Quando a crise sanitária decorrente da covid-19 se manifesta justamente em ano eleitoral: além dos freios fiscais impostos pela Lei de Responsabilidade Fiscal para o aumento de gastos, o gestor depara-se com as vedações estampadas na lei 9.504/97 – destacando-se, dentre outras, a proibição de distribuição gratuita de bens, valores ou benefícios pela Administração Pública.

9/4/2020

A ocorrência de uma pandemia, por si só, já traz inúmeros desafios de cunho orçamentário e financeiro ao administrador, que se vê compelido a realizar gastos extraordinários e imprevistos para conter a propagação do vírus, enquanto, paralelamente, a paralisação das atividades econômicas implica vertiginosa queda das receitas arrecadadas. A conta não fecha.
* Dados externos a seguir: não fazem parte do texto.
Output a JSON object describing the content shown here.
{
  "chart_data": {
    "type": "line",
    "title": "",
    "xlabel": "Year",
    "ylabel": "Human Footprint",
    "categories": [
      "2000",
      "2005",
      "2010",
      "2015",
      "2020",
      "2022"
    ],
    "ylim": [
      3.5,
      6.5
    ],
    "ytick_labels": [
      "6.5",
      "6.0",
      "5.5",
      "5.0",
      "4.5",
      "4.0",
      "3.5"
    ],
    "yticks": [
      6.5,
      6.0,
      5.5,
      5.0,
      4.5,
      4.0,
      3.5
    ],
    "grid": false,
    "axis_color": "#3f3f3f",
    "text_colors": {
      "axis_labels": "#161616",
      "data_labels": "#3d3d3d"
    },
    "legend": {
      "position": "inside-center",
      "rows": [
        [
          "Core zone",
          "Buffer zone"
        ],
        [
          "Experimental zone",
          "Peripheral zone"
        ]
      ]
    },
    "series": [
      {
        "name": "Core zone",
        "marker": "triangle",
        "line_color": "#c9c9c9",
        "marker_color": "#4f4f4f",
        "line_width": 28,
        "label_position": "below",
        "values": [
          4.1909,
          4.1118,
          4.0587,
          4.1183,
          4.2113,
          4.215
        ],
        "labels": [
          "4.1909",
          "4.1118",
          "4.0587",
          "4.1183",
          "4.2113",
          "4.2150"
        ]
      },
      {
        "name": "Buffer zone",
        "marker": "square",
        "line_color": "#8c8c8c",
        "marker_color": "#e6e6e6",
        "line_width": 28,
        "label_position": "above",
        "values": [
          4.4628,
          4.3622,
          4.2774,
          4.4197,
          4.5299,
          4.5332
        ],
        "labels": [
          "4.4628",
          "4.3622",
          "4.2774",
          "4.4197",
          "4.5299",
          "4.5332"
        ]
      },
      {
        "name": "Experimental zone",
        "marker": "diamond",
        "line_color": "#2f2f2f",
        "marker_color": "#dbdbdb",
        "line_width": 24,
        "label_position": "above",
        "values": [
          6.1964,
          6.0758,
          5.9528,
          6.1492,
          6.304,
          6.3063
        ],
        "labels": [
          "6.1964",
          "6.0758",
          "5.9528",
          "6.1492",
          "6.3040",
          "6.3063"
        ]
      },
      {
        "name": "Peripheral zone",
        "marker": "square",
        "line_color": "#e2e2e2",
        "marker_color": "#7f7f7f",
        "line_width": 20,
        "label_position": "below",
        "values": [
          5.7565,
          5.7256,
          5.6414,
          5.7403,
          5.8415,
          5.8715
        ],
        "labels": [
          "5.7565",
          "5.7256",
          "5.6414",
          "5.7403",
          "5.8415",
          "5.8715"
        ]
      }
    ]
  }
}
A situação se agrava, ainda, quando a crise sanitária decorrente da covid-19 se manifesta justamente em ano eleitoral: além dos freios fiscais impostos pela Lei de Responsabilidade Fiscal para o aumento de gastos, o gestor depara-se com as vedações estampadas no art. 73 da lei 9.504/97 – destacando-se, dentre outras, a proibição de distribuição gratuita de bens, valores ou benefícios pela Administração Pública.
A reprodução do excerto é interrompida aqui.